Erovinkin, la taupe ?
Si l’on reprend donc la situation, il faut que la source de Steele soit à la fois proche de Sechin, mais également qu’elle soit en mesure d’être au fait de ce genre d’informations top secrètes, et enfin, qu’elle soit légitime pour mener une telle discussion auprès de Poutine. Or si l’on en croit les informations du Telegraph, seul Erovinkin semble se trouver dans cette position.
Le média anglo-saxon cite à de nombreuses reprises l’excellente analyse de M. Christo Grozev (évoqué plus haut), ancien journaliste bulgare et homme de médias aujourd’hui membre du think tank Risk Management Lab, pour lequel la relation entre Steele et Erovinkin est presque évidente. Il écrit au sujet de la position stratégique de l’ancien espion russe : « Des sources m’ont décrit Erovinkin comme le ‘trésor de Sechin’ et ‘le lien direct entre Poutine et Sechin’. Enfin, pour toutes mes sources, l’élément sur lequel tout le monde s’accorde — en privé comme en public — est que Erovinkin est le plus proche associé de Sechin. »

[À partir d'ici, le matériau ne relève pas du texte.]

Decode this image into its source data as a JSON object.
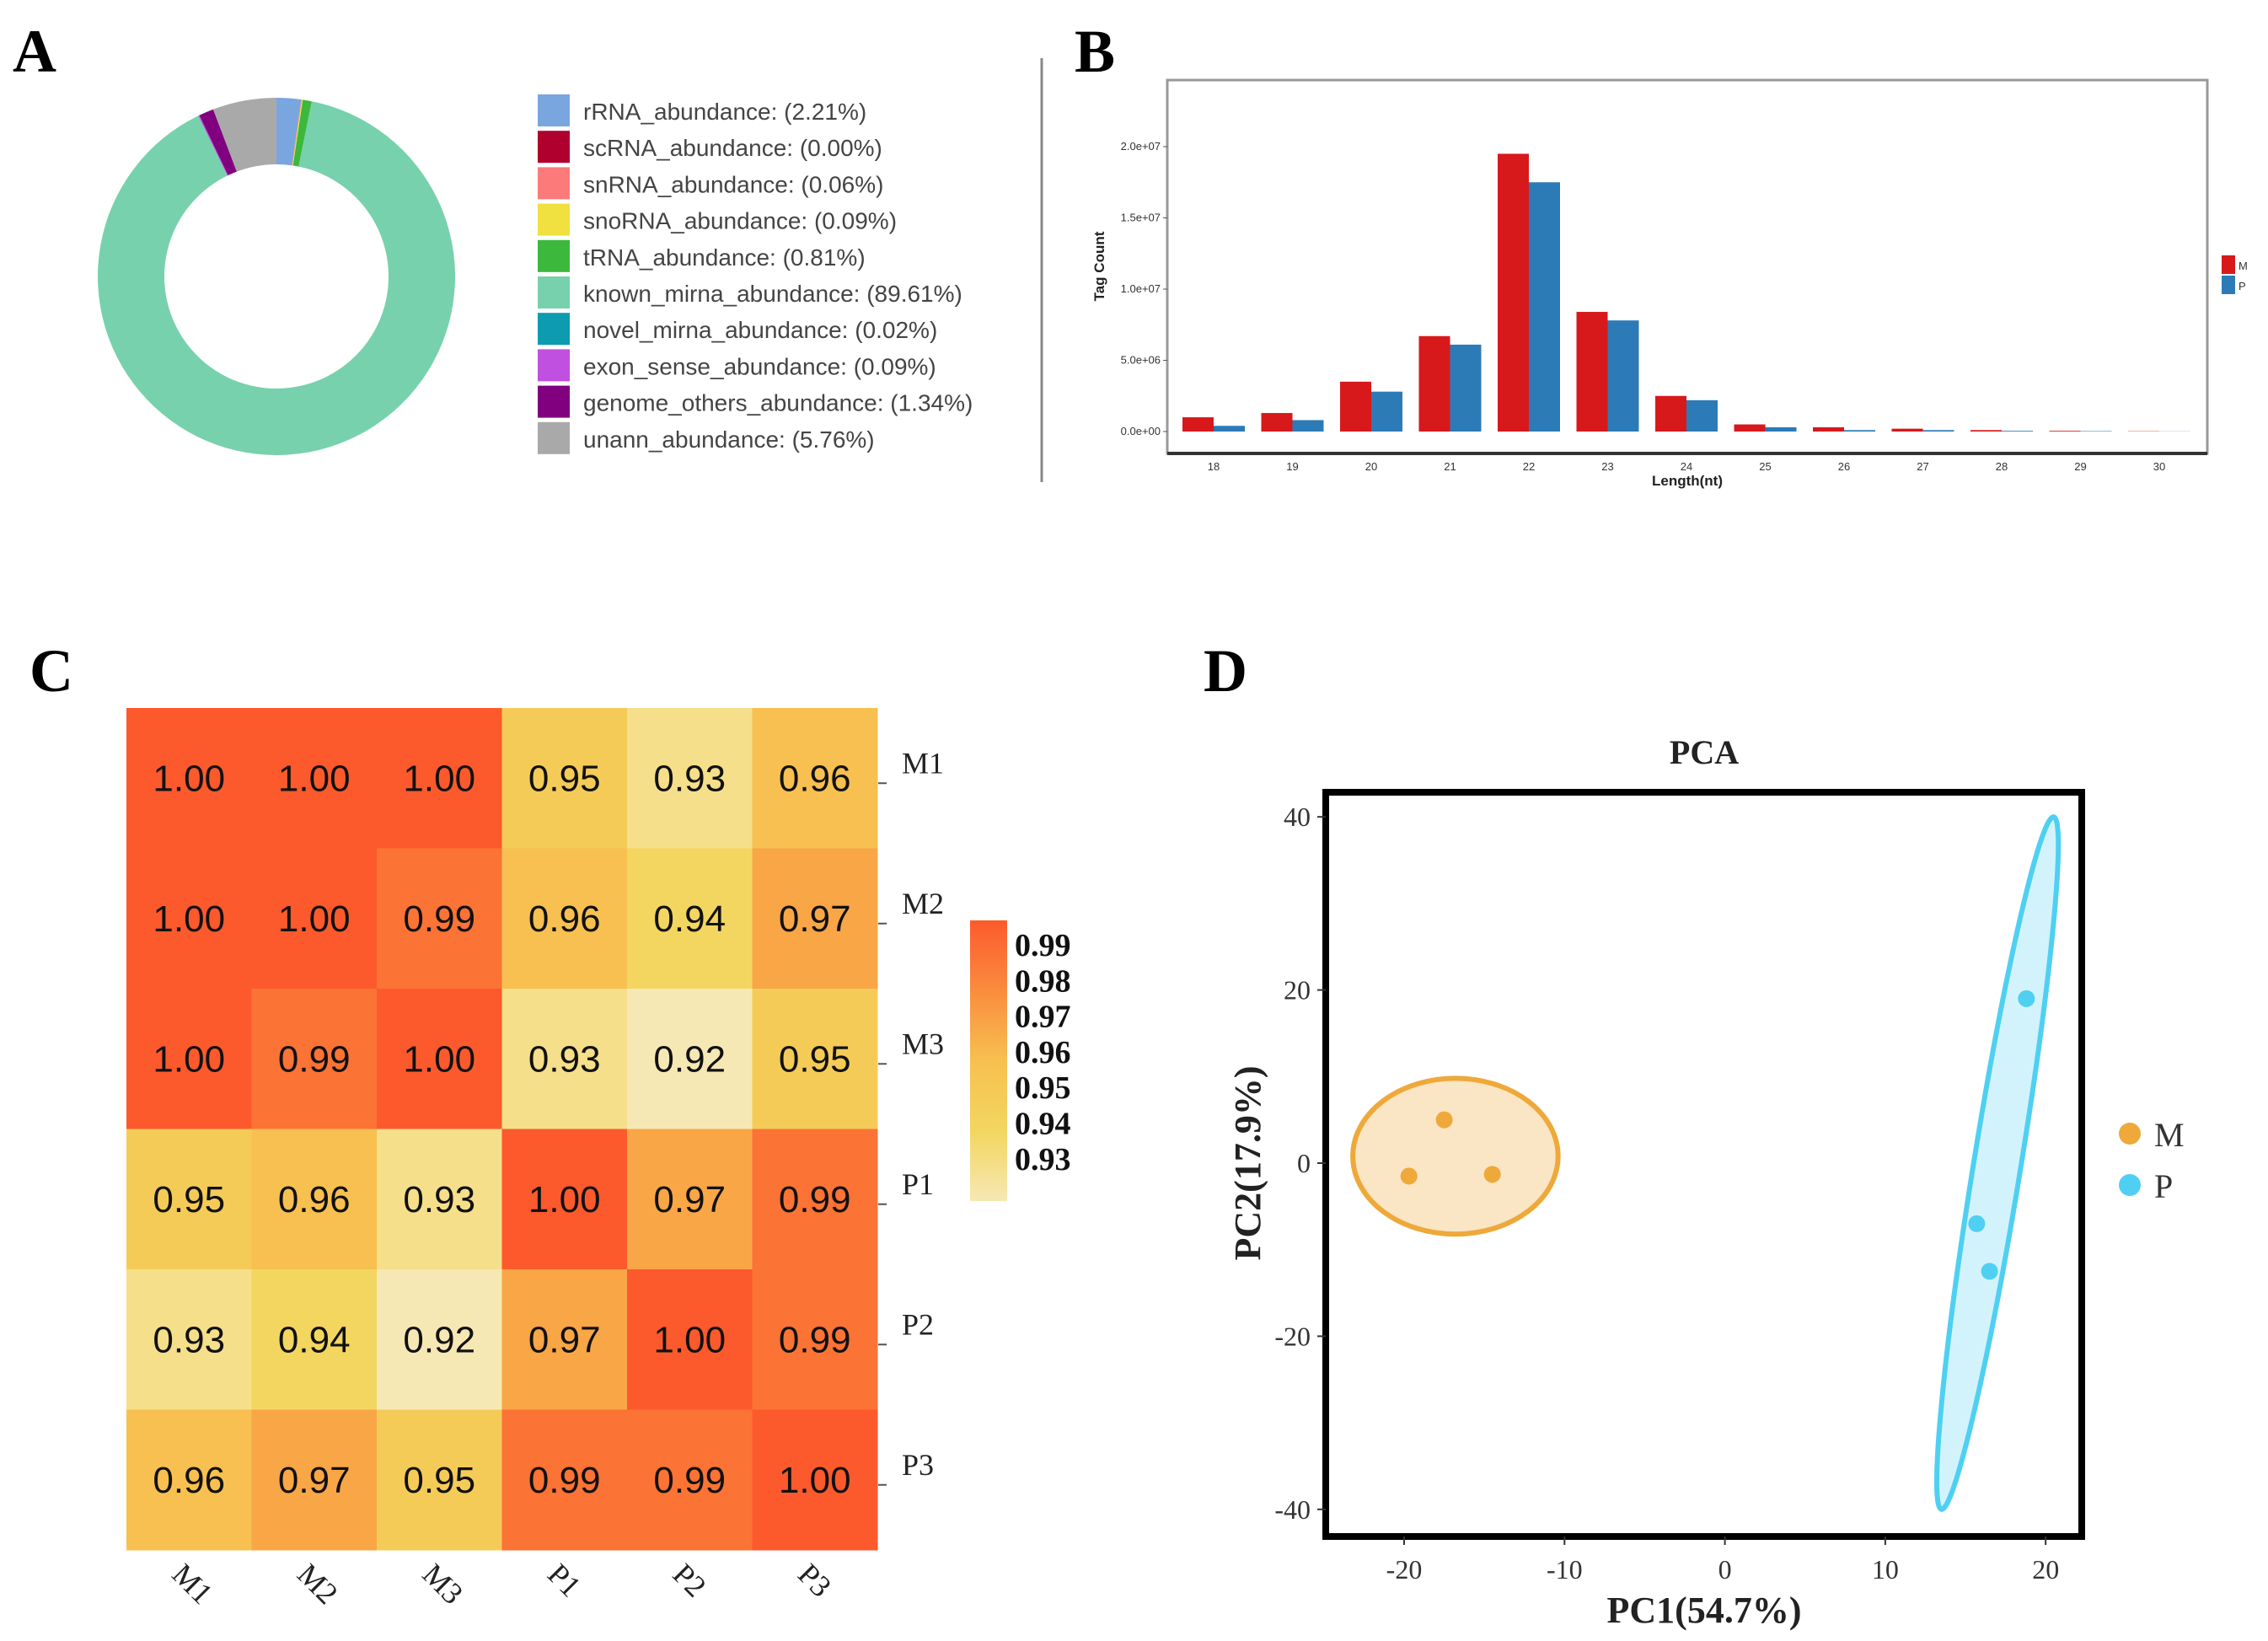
{
  "panels": {
    "a": "A",
    "b": "B",
    "c": "C",
    "d": "D"
  },
  "chart_data": [
    {
      "type": "pie",
      "variant": "donut",
      "slices": [
        {
          "label": "rRNA_abundance: (2.21%)",
          "value": 2.21,
          "color": "#7aa6e0"
        },
        {
          "label": "scRNA_abundance: (0.00%)",
          "value": 0.0,
          "color": "#b0002e"
        },
        {
          "label": "snRNA_abundance: (0.06%)",
          "value": 0.06,
          "color": "#fb7a7a"
        },
        {
          "label": "snoRNA_abundance: (0.09%)",
          "value": 0.09,
          "color": "#f0e040"
        },
        {
          "label": "tRNA_abundance: (0.81%)",
          "value": 0.81,
          "color": "#3cb83c"
        },
        {
          "label": "known_mirna_abundance: (89.61%)",
          "value": 89.61,
          "color": "#77d1ad"
        },
        {
          "label": "novel_mirna_abundance: (0.02%)",
          "value": 0.02,
          "color": "#0d9bb0"
        },
        {
          "label": "exon_sense_abundance: (0.09%)",
          "value": 0.09,
          "color": "#c050e0"
        },
        {
          "label": "genome_others_abundance: (1.34%)",
          "value": 1.34,
          "color": "#800080"
        },
        {
          "label": "unann_abundance: (5.76%)",
          "value": 5.76,
          "color": "#a9a9a9"
        }
      ],
      "legend_position": "right"
    },
    {
      "type": "bar",
      "xlabel": "Length(nt)",
      "ylabel": "Tag Count",
      "categories": [
        "18",
        "19",
        "20",
        "21",
        "22",
        "23",
        "24",
        "25",
        "26",
        "27",
        "28",
        "29",
        "30"
      ],
      "yticks": [
        "0.0e+00",
        "5.0e+06",
        "1.0e+07",
        "1.5e+07",
        "2.0e+07"
      ],
      "ylim": [
        0,
        24000000
      ],
      "series": [
        {
          "name": "M",
          "color": "#d7191c",
          "values": [
            1000000,
            1300000,
            3500000,
            6700000,
            19500000,
            8400000,
            2500000,
            500000,
            300000,
            200000,
            100000,
            50000,
            20000
          ]
        },
        {
          "name": "P",
          "color": "#2c7bb6",
          "values": [
            400000,
            800000,
            2800000,
            6100000,
            17500000,
            7800000,
            2200000,
            300000,
            100000,
            100000,
            50000,
            30000,
            10000
          ]
        }
      ],
      "legend_position": "right"
    },
    {
      "type": "heatmap",
      "rows": [
        "M1",
        "M2",
        "M3",
        "P1",
        "P2",
        "P3"
      ],
      "columns": [
        "M1",
        "M2",
        "M3",
        "P1",
        "P2",
        "P3"
      ],
      "values": [
        [
          1.0,
          1.0,
          1.0,
          0.95,
          0.93,
          0.96
        ],
        [
          1.0,
          1.0,
          0.99,
          0.96,
          0.94,
          0.97
        ],
        [
          1.0,
          0.99,
          1.0,
          0.93,
          0.92,
          0.95
        ],
        [
          0.95,
          0.96,
          0.93,
          1.0,
          0.97,
          0.99
        ],
        [
          0.93,
          0.94,
          0.92,
          0.97,
          1.0,
          0.99
        ],
        [
          0.96,
          0.97,
          0.95,
          0.99,
          0.99,
          1.0
        ]
      ],
      "labels": [
        [
          "1.00",
          "1.00",
          "1.00",
          "0.95",
          "0.93",
          "0.96"
        ],
        [
          "1.00",
          "1.00",
          "0.99",
          "0.96",
          "0.94",
          "0.97"
        ],
        [
          "1.00",
          "0.99",
          "1.00",
          "0.93",
          "0.92",
          "0.95"
        ],
        [
          "0.95",
          "0.96",
          "0.93",
          "1.00",
          "0.97",
          "0.99"
        ],
        [
          "0.93",
          "0.94",
          "0.92",
          "0.97",
          "1.00",
          "0.99"
        ],
        [
          "0.96",
          "0.97",
          "0.95",
          "0.99",
          "0.99",
          "1.00"
        ]
      ],
      "colorbar_ticks": [
        "0.99",
        "0.98",
        "0.97",
        "0.96",
        "0.95",
        "0.94",
        "0.93"
      ],
      "color_low": "#f6e8b4",
      "color_high": "#fc5a2c"
    },
    {
      "type": "scatter",
      "title": "PCA",
      "xlabel": "PC1(54.7%)",
      "ylabel": "PC2(17.9%)",
      "xlim": [
        -25,
        22
      ],
      "ylim": [
        -43,
        43
      ],
      "xticks": [
        "-20",
        "-10",
        "0",
        "10",
        "20"
      ],
      "yticks": [
        "40",
        "20",
        "0",
        "-20",
        "-40"
      ],
      "series": [
        {
          "name": "M",
          "color": "#eea93a",
          "points": [
            [
              -17.5,
              5
            ],
            [
              -19.7,
              -1.5
            ],
            [
              -14.5,
              -1.3
            ]
          ]
        },
        {
          "name": "P",
          "color": "#4fd0f2",
          "points": [
            [
              18.8,
              19
            ],
            [
              15.7,
              -7
            ],
            [
              16.5,
              -12.5
            ]
          ]
        }
      ],
      "legend_position": "right"
    }
  ]
}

De fait, si nous ne pouvons être sûrs du fait que M. Erovinkin est bel et bien la source de M. Steele, nous pouvons être certain d’une chose : le lien entre lui et le document est relativement simple à faire — nous y sommes parvenus. De fait, si le Kremlin souhaite sanctionner les informateurs, se tourner vers l’espion russe semble plus que possible. Si les médias parviennent à soupçonner un lien entre l’espion et Steele, le Kremlin est également en mesure de le faire. Si nous ne pouvons pas assurer que la mort de cet ancien agent est un meurtre organisé par le FSB — la pure coïncidence existe — nous pensons disposer d’éléments assez intéressants pour qu’ils soient présentés à nos lecteurs.
Toutefois, l’expert en l’espionnage russe Mark Galeotti — cité également par le Telegraph — explique que le document de Steele avait un gros défaut de crédibilité lorsqu’il a été publié. Pour lui, l’existence d’un informateur haut placé contacté grâce à un intermédiaire par l’espion anglais était peu probable. Cela semblait trop simple pour être vrai, et la source de Steele, si elle existait, n’était guère assez prudente. Pas assez prudente pour éviter d’être tuée seulement quelques jours après Noël ?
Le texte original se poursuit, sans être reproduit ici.